Critique du volume manga
Publiée le Jeudi, 14 Mars 2013
Les Français (ou du moins, ceux qui s'intéressent aux mangas horrifiques pas nécessairement connus) connaissaient déjà Ochazukenori avec Le Manoir de l'horreur, dont la parution débutait chez Delcourt en 2004. La série, en dix volumes, proposait une flopée d'histoires courtes d'épouvante. Deux ans plus tard, Réincarnation, un one shot basé sur ce même principe d'histoires courtes horrifiques est lui aussi licencié dans nos contrés.
Au total, sept petites nouvelles composent cet unique volume. Sept récits d'intérêt variable, qui mettent en avant malédictions, assassinats et créatures mortellement dangereuses en tout genre. Malheureusement, un constat s'impose à la fermeture de l'ouvrage : la quasi totalité des histoires est linéaire, et souvent dénuée d'originalité.

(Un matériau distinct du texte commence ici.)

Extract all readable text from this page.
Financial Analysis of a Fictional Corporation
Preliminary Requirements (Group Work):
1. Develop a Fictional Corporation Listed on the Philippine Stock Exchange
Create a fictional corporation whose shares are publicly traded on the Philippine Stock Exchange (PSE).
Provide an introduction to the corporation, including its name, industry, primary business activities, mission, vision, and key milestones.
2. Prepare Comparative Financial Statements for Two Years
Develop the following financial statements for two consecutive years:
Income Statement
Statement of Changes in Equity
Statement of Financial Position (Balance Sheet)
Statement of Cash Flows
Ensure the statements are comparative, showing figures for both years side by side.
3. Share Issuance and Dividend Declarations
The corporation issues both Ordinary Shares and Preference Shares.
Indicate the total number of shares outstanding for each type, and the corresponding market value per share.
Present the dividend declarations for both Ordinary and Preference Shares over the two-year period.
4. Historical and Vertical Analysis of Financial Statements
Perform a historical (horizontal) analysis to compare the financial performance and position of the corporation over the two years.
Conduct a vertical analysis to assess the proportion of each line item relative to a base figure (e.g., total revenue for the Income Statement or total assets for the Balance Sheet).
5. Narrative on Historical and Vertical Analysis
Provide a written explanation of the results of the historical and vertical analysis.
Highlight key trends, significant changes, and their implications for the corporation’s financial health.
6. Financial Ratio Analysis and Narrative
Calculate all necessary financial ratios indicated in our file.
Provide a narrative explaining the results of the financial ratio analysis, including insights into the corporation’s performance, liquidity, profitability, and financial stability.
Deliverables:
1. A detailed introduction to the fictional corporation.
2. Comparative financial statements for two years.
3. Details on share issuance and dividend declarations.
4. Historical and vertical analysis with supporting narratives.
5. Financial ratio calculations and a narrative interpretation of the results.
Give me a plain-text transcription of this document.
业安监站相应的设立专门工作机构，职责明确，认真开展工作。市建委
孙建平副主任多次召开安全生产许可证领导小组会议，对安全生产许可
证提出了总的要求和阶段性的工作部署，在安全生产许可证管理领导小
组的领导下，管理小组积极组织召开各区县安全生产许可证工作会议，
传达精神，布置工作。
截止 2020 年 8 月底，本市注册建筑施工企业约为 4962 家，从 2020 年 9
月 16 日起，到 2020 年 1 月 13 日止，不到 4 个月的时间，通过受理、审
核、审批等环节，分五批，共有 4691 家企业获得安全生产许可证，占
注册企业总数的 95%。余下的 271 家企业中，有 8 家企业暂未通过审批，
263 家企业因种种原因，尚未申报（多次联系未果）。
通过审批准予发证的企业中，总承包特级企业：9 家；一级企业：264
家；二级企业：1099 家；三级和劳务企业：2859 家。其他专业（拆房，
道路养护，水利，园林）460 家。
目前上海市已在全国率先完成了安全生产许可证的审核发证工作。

Un exemple concret avec « Le manoir du professeur Berg » : Il y a bien longtemps, vivait un professeur nommé Berg dans un manoir. Celui-ci avait pour hobby peu banal de parcourir les ruelles de sa ville pour y assassiner de jeunes filles, de les découper, puis d'essayer de créer un être unique (belle perte de temps, soit dit en passant) avec les parties adéquates des corps de ses victimes. Sa mère finit par ne plus supporter la cruauté de son fils, et décida de le tuer, avant de se donner elle même la mort. Deux cent ans plus tard, un groupe d'adolescents décide d'explorer cette demeure dont on dit que chacun de ses propriétaires sont morts dans d'atroces souffrances.
Le recueil date certes de 1996, mais même à l'époque, c'était du déjà vu. Les histoires sont très courtes et se contentent la plupart du temps d'accabler ses protagonistes de malheurs avant de se terminer avec le pseudo cliffhanger de l’éternel recommencement typique (Le monstre rôde toujours, la réincarnation recommencera, la malédiction perdurera...).
Pourtant, on peut lire sur le site de Delcourt la phrase suivante : « C’est donc avec sept histoires courtes qu’Ochazukenori va continuer à explorer et à éclairer les zones d’ombres des méandres du cerveau humain ». Effectivement, on sent cette volonté de l'auteur de mettre ses personnages dans des positions générant des dilemmes qui soulèvent des questions intéressantes. « Pourrais-je tuer ma fille si cela pouvait sauver d'autres vies ? », « Jusqu’où ma culpabilité me poussera-t-elle ? » et caetera. Du remord à la déception, en passant par les regrets et la peur, Ochazukenori pousse à l’extrême les comportements humains pour mieux les décortiquer.
Trois problèmes viennent entraver cette démarche pourtant prometteuse :
-C'est beaucoup trop convenu (au contraire des travaux de Junji Ito, par exemple), et la réflexion reste superficielle.
-Le lecteur n'a pas peur, et c'est là le point le plus dérangeant.
En effet, pour mieux faire passer sa volonté d'analyse des comportements humains, l'auteur décide d'utiliser l'horreur, un moyen efficace qui a déjà fait ses preuves. Seulement, les histoires ne sont absolument pas effrayantes, à cause d'une immersion quasi-impossible.
Et la faute en revient aux graphismes. Que l'on aime ou pas, là n'est pas la question, le style est ce qu'il est, mais il est inadéquat lorsqu'il s'agit d'effrayer. Il est simple, très simple, souvent brouillon et la mise en scène parfois difficile à comprendre. Lire un manga dont la narration n'est pas fluide freine considérablement l'immersion, mais en plus, l'auteur représente ses personnages de façon si basique et peu détaillée qu'on les confond souvent entre eux. Ces graphismes représentent mal les expressions faciales comme la peur, et les passages « gores » ne produisent aucun effet.
Bref, le plus gros défaut de l’œuvre se situe dans ses graphismes qui produisent une réaction de cause à effet qui terni considérablement la totalité de l'ouvrage.
L'édition de Delcourt est de bonne qualité, et il est toujours appréciable de lire un manga dans un plus grand format, même si au vu des dessins, il sert plus à rendre un peu plus compréhensible un découpage déjà trop serré qu'à mettre en valeur les illustrations. On appréciera la postface la petite interview de l'auteur.
Avec Réincarnation, Ochazukenori nous livre un recueil d'histoires horrifiques qui parviennent à distraire le temps de la lecture, mais la volonté première de l'auteur est un échec. À réserver aux fans ultimes du genre.